Re:It's a damn shame (Score:5, Insightful)
Re:It's a damn shame (Score:5, Insightful)
Mandrake has a tradition of problems, basically since they were Mandrake. Back then, they used to be the more desktop friendly redhat. Being French, they had good i18n support before redhat did, switched to utf early one, provided international packages, and also multimedia. But at that time their community was registered users only, if you didn't have the current version purchased: no soup for you.
Mandrake was always reluctant to share documentation. As a result, they cut themselves off from the larger community. Good innovations like a metapackager, that got users out of rpm-dependency hell long before redhat moved in that direction, or also mandrakes system of setting security level never made it back to a wider audience.
Re:Just install the big grand-daddy of them all (Score:1, Insightful)
You realize that as awesome as Debian is, it's initial release was in 1996, whereas Red Hat's was in 1993, right?. Considering Mandrake was originally based off of it, I'd say that if anything's the grand-daddy - it's Red Hat.
Re:Linux vendor? (Score:3, Insightful)
And that's the fundamental flaw of your whole argument. Gnome 2 and KDE 3 are DIFFERENT, but they are DEFINITELY "polished" and very usable, even if you don't PERSONALLY like them. To claim otherwise is such biased claptrap it's sickening.
Re:Linux vendor? (Score:4, Insightful)
And that's the fundamental flaw of your whole argument. Gnome 2 and KDE 3 are DIFFERENT, but they are DEFINITELY "polished" and very usable, even if you don't PERSONALLY like them. To claim otherwise is such biased claptrap it's sickening.
I think you missed his point - successful desktop OS are successful because they just work - Linux is not there yet; and there is very little interest in fixing things that keep that from happening. Linux is very much a hobbyist OS for people who ilk ego tinker - but most computer users don't ant to tinker, or as the OP put it:
Home users don't care about freedom or CLI or DIY they care about "its just works and keeps working and is easy to use"
Ad to that there is no money in making it just work - why should a Dell, for example, turn it into a viable alternative when any competitor can take their work for free? And so Linux languishes on the desktop; and finds its niche in areas where companies can make money.
I'd add to his argument that there is no "killer app" for Linux that makes switching from WIN/OSX necessary. Much of the effort goes to building free "me too" apps to replicate apps on those platforms., and in many cases those same me too apps are available for them, so why bother switching?
Re:hahahahahahah (Score:4, Insightful)
Correlation, causation, etc. When exactly did the Ubuntu project contribute to X.org?
The reason you don't have to spend 20 hours fucking with X configuration files is because the X project improved, not because of Ubuntu.
Re:Dilution sucks! (Score:3, Insightful)
No, because your original 50 cents investment entitled you to 50% of the company at the time it was made.

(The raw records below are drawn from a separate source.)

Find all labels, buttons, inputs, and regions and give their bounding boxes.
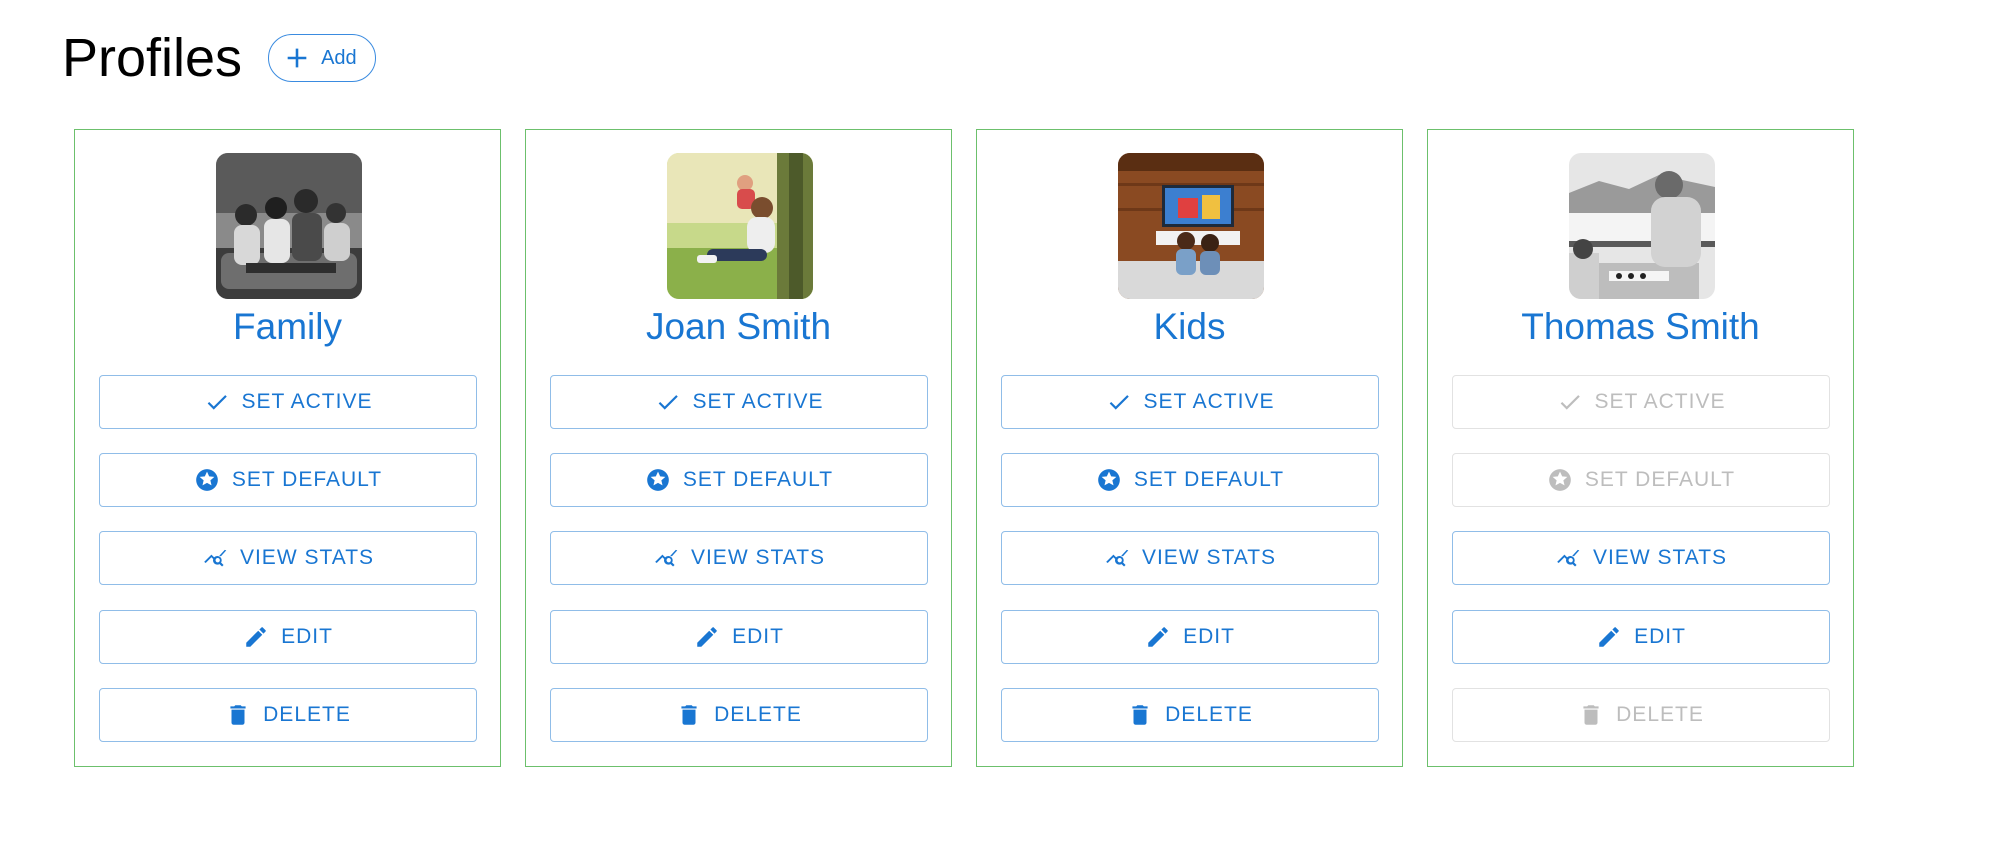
query-stats-icon xyxy=(655,549,678,567)
button-label: EDIT xyxy=(281,625,333,648)
page-title: Profiles xyxy=(62,28,243,88)
view-stats-button[interactable]: VIEW STATS xyxy=(99,531,477,585)
delete-button[interactable]: DELETE xyxy=(1001,688,1379,742)
trash-icon xyxy=(1132,705,1148,725)
trash-icon xyxy=(230,705,246,725)
set-active-button[interactable]: SET ACTIVE xyxy=(1001,375,1379,429)
profile-name: Kids xyxy=(1153,306,1226,347)
query-stats-icon xyxy=(1106,549,1129,567)
star-circle-icon xyxy=(1549,469,1571,491)
joan-smith-photo xyxy=(667,153,813,299)
button-label: DELETE xyxy=(714,703,802,726)
profile-avatar xyxy=(216,153,362,299)
pencil-icon xyxy=(697,627,717,647)
set-default-button[interactable]: SET DEFAULT xyxy=(1001,453,1379,507)
delete-button[interactable]: DELETE xyxy=(99,688,477,742)
trash-icon xyxy=(1583,705,1599,725)
add-label: Add xyxy=(321,46,357,69)
check-icon xyxy=(207,395,227,410)
view-stats-button[interactable]: VIEW STATS xyxy=(1452,531,1830,585)
set-active-button[interactable]: SET ACTIVE xyxy=(550,375,928,429)
pencil-icon xyxy=(1148,627,1168,647)
edit-button[interactable]: EDIT xyxy=(1001,610,1379,664)
button-label: DELETE xyxy=(1616,703,1704,726)
button-label: SET ACTIVE xyxy=(241,390,373,413)
profile-avatar xyxy=(667,153,813,299)
pencil-icon xyxy=(1599,627,1619,647)
family-photo xyxy=(216,153,362,299)
profile-avatar xyxy=(1118,153,1264,299)
button-label: SET ACTIVE xyxy=(1594,390,1726,413)
query-stats-icon xyxy=(204,549,227,567)
delete-button: DELETE xyxy=(1452,688,1830,742)
star-circle-icon xyxy=(1098,469,1120,491)
profile-name: Joan Smith xyxy=(645,306,832,347)
pencil-icon xyxy=(246,627,266,647)
delete-button[interactable]: DELETE xyxy=(550,688,928,742)
button-label: VIEW STATS xyxy=(239,546,375,569)
button-label: VIEW STATS xyxy=(1141,546,1277,569)
button-label: DELETE xyxy=(263,703,351,726)
button-label: SET DEFAULT xyxy=(682,468,834,491)
button-label: SET DEFAULT xyxy=(231,468,383,491)
kids-photo xyxy=(1118,153,1264,299)
profile-card: Kids SET ACTIVE SET DEFAULT VIEW STATS E… xyxy=(976,129,1403,767)
profile-avatar xyxy=(1569,153,1715,299)
button-label: SET ACTIVE xyxy=(692,390,824,413)
page-header: Profiles Add xyxy=(62,28,376,88)
check-icon xyxy=(1109,395,1129,410)
button-label: EDIT xyxy=(1634,625,1686,648)
set-default-button: SET DEFAULT xyxy=(1452,453,1830,507)
set-default-button[interactable]: SET DEFAULT xyxy=(550,453,928,507)
profile-name: Thomas Smith xyxy=(1521,306,1760,347)
query-stats-icon xyxy=(1557,549,1580,567)
check-icon xyxy=(1560,395,1580,410)
add-profile-button[interactable]: Add xyxy=(268,34,376,82)
button-label: EDIT xyxy=(1183,625,1235,648)
set-default-button[interactable]: SET DEFAULT xyxy=(99,453,477,507)
profile-cards: Family SET ACTIVE SET DEFAULT VIEW STATS… xyxy=(74,129,1854,767)
star-circle-icon xyxy=(196,469,218,491)
button-label: SET DEFAULT xyxy=(1133,468,1285,491)
edit-button[interactable]: EDIT xyxy=(99,610,477,664)
plus-icon xyxy=(287,48,307,68)
check-icon xyxy=(658,395,678,410)
profile-card: Joan Smith SET ACTIVE SET DEFAULT VIEW S… xyxy=(525,129,952,767)
star-circle-icon xyxy=(647,469,669,491)
edit-button[interactable]: EDIT xyxy=(550,610,928,664)
view-stats-button[interactable]: VIEW STATS xyxy=(550,531,928,585)
button-label: VIEW STATS xyxy=(1592,546,1728,569)
button-label: SET DEFAULT xyxy=(1584,468,1736,491)
button-label: SET ACTIVE xyxy=(1143,390,1275,413)
button-label: VIEW STATS xyxy=(690,546,826,569)
trash-icon xyxy=(681,705,697,725)
button-label: EDIT xyxy=(732,625,784,648)
profile-card: Family SET ACTIVE SET DEFAULT VIEW STATS… xyxy=(74,129,501,767)
button-label: DELETE xyxy=(1165,703,1253,726)
view-stats-button[interactable]: VIEW STATS xyxy=(1001,531,1379,585)
thomas-smith-photo xyxy=(1569,153,1715,299)
set-active-button[interactable]: SET ACTIVE xyxy=(99,375,477,429)
edit-button[interactable]: EDIT xyxy=(1452,610,1830,664)
profile-name: Family xyxy=(233,306,342,347)
set-active-button: SET ACTIVE xyxy=(1452,375,1830,429)
profile-card: Thomas Smith SET ACTIVE SET DEFAULT VIEW… xyxy=(1427,129,1854,767)
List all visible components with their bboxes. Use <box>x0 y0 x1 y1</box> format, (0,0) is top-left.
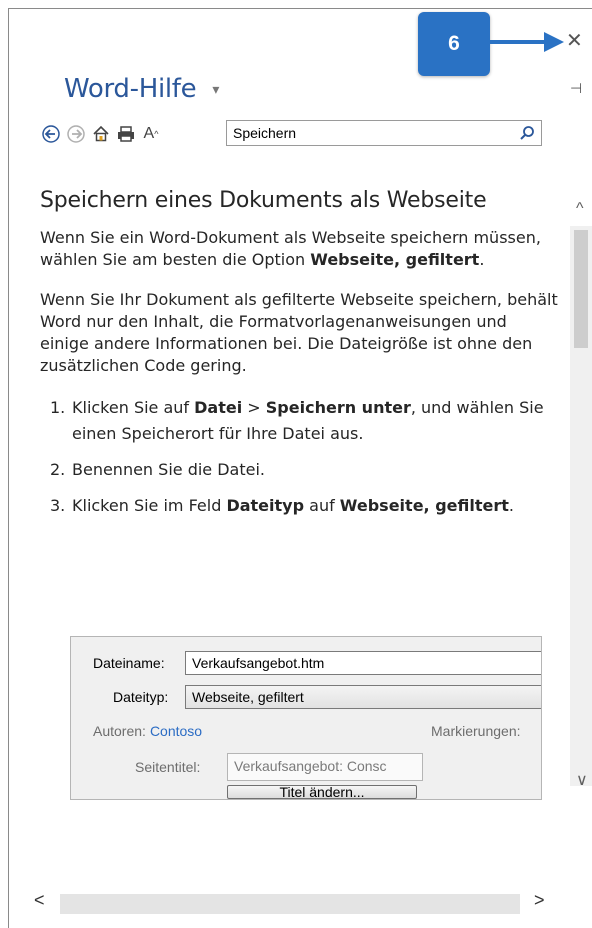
step-number: 1. <box>50 398 66 417</box>
page-title-label: Seitentitel: <box>135 759 201 775</box>
close-icon[interactable]: ✕ <box>566 28 583 53</box>
tags-row: Markierungen: <box>431 723 521 739</box>
callout-arrow-icon <box>488 32 564 52</box>
search-icon[interactable] <box>519 125 535 141</box>
step-text: Benennen Sie die Datei. <box>72 460 265 479</box>
step-text: auf <box>304 496 340 515</box>
step-text: Klicken Sie im Feld <box>72 496 227 515</box>
page-title-field: Verkaufsangebot: Consc <box>227 753 423 781</box>
step-text: > <box>242 398 266 417</box>
change-title-button: Titel ändern... <box>227 784 417 799</box>
authors-label: Autoren: <box>93 723 146 739</box>
save-as-dialog-illustration: Dateiname: Verkaufsangebot.htm Dateityp:… <box>70 636 542 800</box>
horizontal-scroll-thumb[interactable] <box>60 894 520 914</box>
step-number: 3. <box>50 496 66 515</box>
font-size-glyph: A <box>143 125 155 142</box>
chevron-down-icon: ▾ <box>212 81 220 98</box>
search-box <box>226 120 542 146</box>
filename-field: Verkaufsangebot.htm <box>185 651 541 675</box>
help-toolbar: A ^ <box>40 120 165 148</box>
help-title[interactable]: Word-Hilfe ▾ <box>64 74 219 104</box>
back-arrow-icon[interactable] <box>40 123 62 145</box>
filename-label: Dateiname: <box>93 655 165 671</box>
step-callout-badge: 6 <box>418 12 490 76</box>
step-item: 3. Klicken Sie im Feld Dateityp auf Webs… <box>40 493 560 519</box>
search-input[interactable] <box>227 121 507 145</box>
step-bold: Speichern unter <box>265 398 411 417</box>
step-bold: Webseite, gefiltert <box>339 496 509 515</box>
page-title-row: Seitentitel: Verkaufsangebot: Consc <box>135 753 423 781</box>
step-text: . <box>508 496 514 515</box>
filetype-value: Webseite, gefiltert <box>192 689 304 705</box>
forward-arrow-icon[interactable] <box>65 123 87 145</box>
help-title-text: Word-Hilfe <box>64 74 197 104</box>
step-bold: Dateityp <box>226 496 305 515</box>
step-item: 1. Klicken Sie auf Datei > Speichern unt… <box>40 395 560 447</box>
step-item: 2. Benennen Sie die Datei. <box>40 457 560 483</box>
scroll-down-icon[interactable]: ∨ <box>576 770 588 790</box>
authors-value: Contoso <box>149 723 203 739</box>
filename-row: Dateiname: Verkaufsangebot.htm <box>93 651 541 675</box>
tags-label: Markierungen: <box>431 723 521 739</box>
filetype-row: Dateityp: Webseite, gefiltert <box>113 685 541 709</box>
step-text: Klicken Sie auf <box>72 398 195 417</box>
step-number: 2. <box>50 460 66 479</box>
article-paragraph: Wenn Sie Ihr Dokument als gefilterte Web… <box>40 290 558 375</box>
print-icon[interactable] <box>115 123 137 145</box>
authors-row: Autoren: Contoso <box>93 723 202 739</box>
step-bold: Datei <box>194 398 243 417</box>
intro-bold: Webseite, gefiltert <box>310 250 480 269</box>
pin-icon[interactable]: ⊣ <box>570 80 582 97</box>
article-intro: Wenn Sie ein Word-Dokument als Webseite … <box>40 227 560 271</box>
filetype-select: Webseite, gefiltert <box>185 685 541 709</box>
callout-number: 6 <box>448 32 460 55</box>
help-article: Speichern eines Dokuments als Webseite W… <box>40 188 560 529</box>
intro-end: . <box>479 250 485 269</box>
scroll-left-icon[interactable]: < <box>34 890 45 911</box>
font-size-icon[interactable]: A ^ <box>140 123 162 145</box>
filename-value: Verkaufsangebot.htm <box>192 655 325 671</box>
scroll-up-icon[interactable]: ^ <box>576 200 584 218</box>
scroll-right-icon[interactable]: > <box>534 890 545 911</box>
filetype-label: Dateityp: <box>113 689 169 705</box>
vertical-scroll-thumb[interactable] <box>574 230 588 348</box>
article-title: Speichern eines Dokuments als Webseite <box>40 188 487 213</box>
home-icon[interactable] <box>90 123 112 145</box>
steps-list: 1. Klicken Sie auf Datei > Speichern unt… <box>40 395 560 519</box>
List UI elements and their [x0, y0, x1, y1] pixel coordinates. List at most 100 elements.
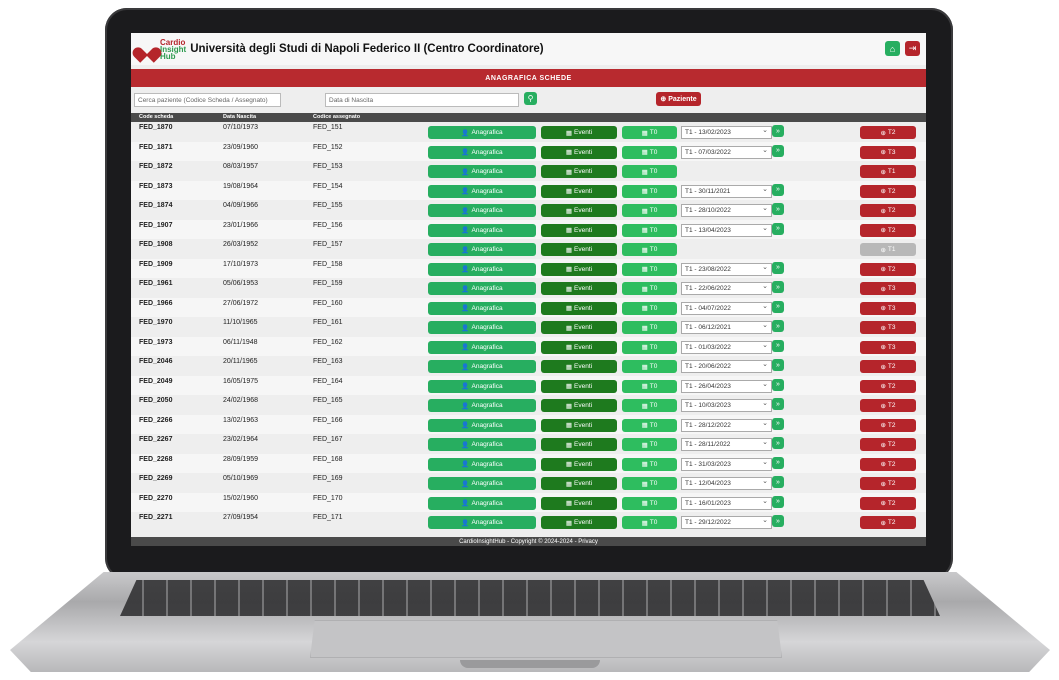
anagrafica-button[interactable]: 👤 Anagrafica [428, 321, 536, 334]
go-button[interactable]: » [772, 456, 784, 469]
visit-select[interactable]: T1 - 22/06/2022 [681, 281, 772, 295]
add-visit-button[interactable]: ⊕ T2 [860, 184, 916, 198]
visit-select[interactable]: T1 - 01/03/2022 [681, 340, 772, 354]
go-button[interactable]: » [772, 417, 784, 430]
add-visit-button[interactable]: ⊕ T2 [860, 496, 916, 510]
t0-button[interactable]: ▦ T0 [622, 321, 677, 334]
visit-select[interactable]: T1 - 26/04/2023 [681, 379, 772, 393]
t0-button[interactable]: ▦ T0 [622, 477, 677, 490]
go-button[interactable]: » [772, 281, 784, 293]
add-visit-button[interactable]: ⊕ T3 [860, 321, 916, 334]
t0-button[interactable]: ▦ T0 [622, 126, 677, 139]
go-button[interactable]: » [772, 437, 784, 449]
go-button[interactable]: » [772, 203, 784, 215]
go-button[interactable]: » [772, 359, 784, 371]
add-visit-button[interactable]: ⊕ T2 [860, 204, 916, 217]
t0-button[interactable]: ▦ T0 [622, 457, 677, 471]
anagrafica-button[interactable]: 👤 Anagrafica [428, 301, 536, 315]
eventi-button[interactable]: ▦ Eventi [541, 145, 617, 159]
t0-button[interactable]: ▦ T0 [622, 516, 677, 529]
go-button[interactable]: » [772, 495, 784, 508]
anagrafica-button[interactable]: 👤 Anagrafica [428, 360, 536, 373]
t0-button[interactable]: ▦ T0 [622, 184, 677, 198]
anagrafica-button[interactable]: 👤 Anagrafica [428, 145, 536, 159]
visit-select[interactable]: T1 - 31/03/2023 [681, 457, 772, 471]
t0-button[interactable]: ▦ T0 [622, 145, 677, 159]
anagrafica-button[interactable]: 👤 Anagrafica [428, 438, 536, 451]
add-visit-button[interactable]: ⊕ T2 [860, 418, 916, 432]
anagrafica-button[interactable]: 👤 Anagrafica [428, 399, 536, 412]
eventi-button[interactable]: ▦ Eventi [541, 399, 617, 412]
visit-select[interactable]: T1 - 28/10/2022 [681, 203, 772, 217]
t0-button[interactable]: ▦ T0 [622, 282, 677, 295]
go-button[interactable]: » [772, 183, 784, 196]
anagrafica-button[interactable]: 👤 Anagrafica [428, 223, 536, 237]
eventi-button[interactable]: ▦ Eventi [541, 379, 617, 393]
anagrafica-button[interactable]: 👤 Anagrafica [428, 262, 536, 276]
visit-select[interactable]: T1 - 30/11/2021 [681, 184, 772, 198]
add-patient-button[interactable]: ⊕ Paziente [656, 92, 701, 106]
go-button[interactable]: » [772, 378, 784, 391]
add-visit-button[interactable]: ⊕ T3 [860, 340, 916, 354]
add-visit-button[interactable]: ⊕ T2 [860, 477, 916, 490]
visit-select[interactable]: T1 - 10/03/2023 [681, 398, 772, 412]
eventi-button[interactable]: ▦ Eventi [541, 184, 617, 198]
visit-select[interactable]: T1 - 06/12/2021 [681, 320, 772, 334]
eventi-button[interactable]: ▦ Eventi [541, 301, 617, 315]
go-button[interactable]: » [772, 339, 784, 352]
eventi-button[interactable]: ▦ Eventi [541, 516, 617, 529]
visit-select[interactable]: T1 - 28/11/2022 [681, 437, 772, 451]
anagrafica-button[interactable]: 👤 Anagrafica [428, 477, 536, 490]
add-visit-button[interactable]: ⊕ T3 [860, 282, 916, 295]
eventi-button[interactable]: ▦ Eventi [541, 477, 617, 490]
add-visit-button[interactable]: ⊕ T1 [860, 243, 916, 256]
t0-button[interactable]: ▦ T0 [622, 223, 677, 237]
visit-select[interactable]: T1 - 04/07/2022 [681, 301, 772, 315]
t0-button[interactable]: ▦ T0 [622, 204, 677, 217]
visit-select[interactable]: T1 - 23/08/2022 [681, 262, 772, 276]
anagrafica-button[interactable]: 👤 Anagrafica [428, 496, 536, 510]
search-input[interactable]: Cerca paziente (Codice Scheda / Assegnat… [134, 93, 281, 107]
eventi-button[interactable]: ▦ Eventi [541, 457, 617, 471]
t0-button[interactable]: ▦ T0 [622, 399, 677, 412]
t0-button[interactable]: ▦ T0 [622, 340, 677, 354]
anagrafica-button[interactable]: 👤 Anagrafica [428, 126, 536, 139]
add-visit-button[interactable]: ⊕ T3 [860, 301, 916, 315]
visit-select[interactable]: T1 - 13/02/2023 [681, 125, 772, 139]
go-button[interactable]: » [772, 144, 784, 157]
eventi-button[interactable]: ▦ Eventi [541, 438, 617, 451]
anagrafica-button[interactable]: 👤 Anagrafica [428, 165, 536, 178]
search-button[interactable]: ⚲ [524, 92, 537, 105]
eventi-button[interactable]: ▦ Eventi [541, 496, 617, 510]
eventi-button[interactable]: ▦ Eventi [541, 223, 617, 237]
go-button[interactable]: » [772, 300, 784, 313]
visit-select[interactable]: T1 - 29/12/2022 [681, 515, 772, 529]
add-visit-button[interactable]: ⊕ T2 [860, 516, 916, 529]
add-visit-button[interactable]: ⊕ T3 [860, 145, 916, 159]
add-visit-button[interactable]: ⊕ T2 [860, 379, 916, 393]
home-button[interactable]: ⌂ [885, 41, 900, 56]
visit-select[interactable]: T1 - 07/03/2022 [681, 145, 772, 159]
t0-button[interactable]: ▦ T0 [622, 165, 677, 178]
t0-button[interactable]: ▦ T0 [622, 379, 677, 393]
t0-button[interactable]: ▦ T0 [622, 438, 677, 451]
eventi-button[interactable]: ▦ Eventi [541, 340, 617, 354]
eventi-button[interactable]: ▦ Eventi [541, 126, 617, 139]
eventi-button[interactable]: ▦ Eventi [541, 243, 617, 256]
add-visit-button[interactable]: ⊕ T2 [860, 126, 916, 139]
anagrafica-button[interactable]: 👤 Anagrafica [428, 243, 536, 256]
anagrafica-button[interactable]: 👤 Anagrafica [428, 340, 536, 354]
visit-select[interactable]: T1 - 13/04/2023 [681, 223, 772, 237]
anagrafica-button[interactable]: 👤 Anagrafica [428, 204, 536, 217]
add-visit-button[interactable]: ⊕ T2 [860, 223, 916, 237]
t0-button[interactable]: ▦ T0 [622, 496, 677, 510]
go-button[interactable]: » [772, 476, 784, 488]
add-visit-button[interactable]: ⊕ T2 [860, 399, 916, 412]
anagrafica-button[interactable]: 👤 Anagrafica [428, 379, 536, 393]
go-button[interactable]: » [772, 320, 784, 332]
eventi-button[interactable]: ▦ Eventi [541, 204, 617, 217]
visit-select[interactable]: T1 - 20/06/2022 [681, 359, 772, 373]
eventi-button[interactable]: ▦ Eventi [541, 360, 617, 373]
anagrafica-button[interactable]: 👤 Anagrafica [428, 418, 536, 432]
t0-button[interactable]: ▦ T0 [622, 418, 677, 432]
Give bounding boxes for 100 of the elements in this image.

If the rest of the shareholders hold sufficient power to override your will and accept more investment, your percentage of ownership will drop (and your investment stays valued at 50 cents). To do it otherwise would make it impossible for companies to rise more capital after the initial forming, because what would the new shares be backed by?
No. Your entitlement is limited to the shares you hold. These may represent 50%, 25% or even 1% ownership of the company at various times. This dilution of ownership is no more stealing than other companies taking market share from yours is, but rather a normal part of how the stock system works. Calling it stealing means that either you didn't bother making sufficient research before investing, and have no one but yourself to blame, or did, invested anyway, and are now whining because you didn't think the rules would really apply to you.
What's happening is that partial ownership of the company is being sold to a new investor in exchange for capital through a majority decision, which might not suite all old shareholders; however, that's the price they pay for being mere partial rather than sole owners.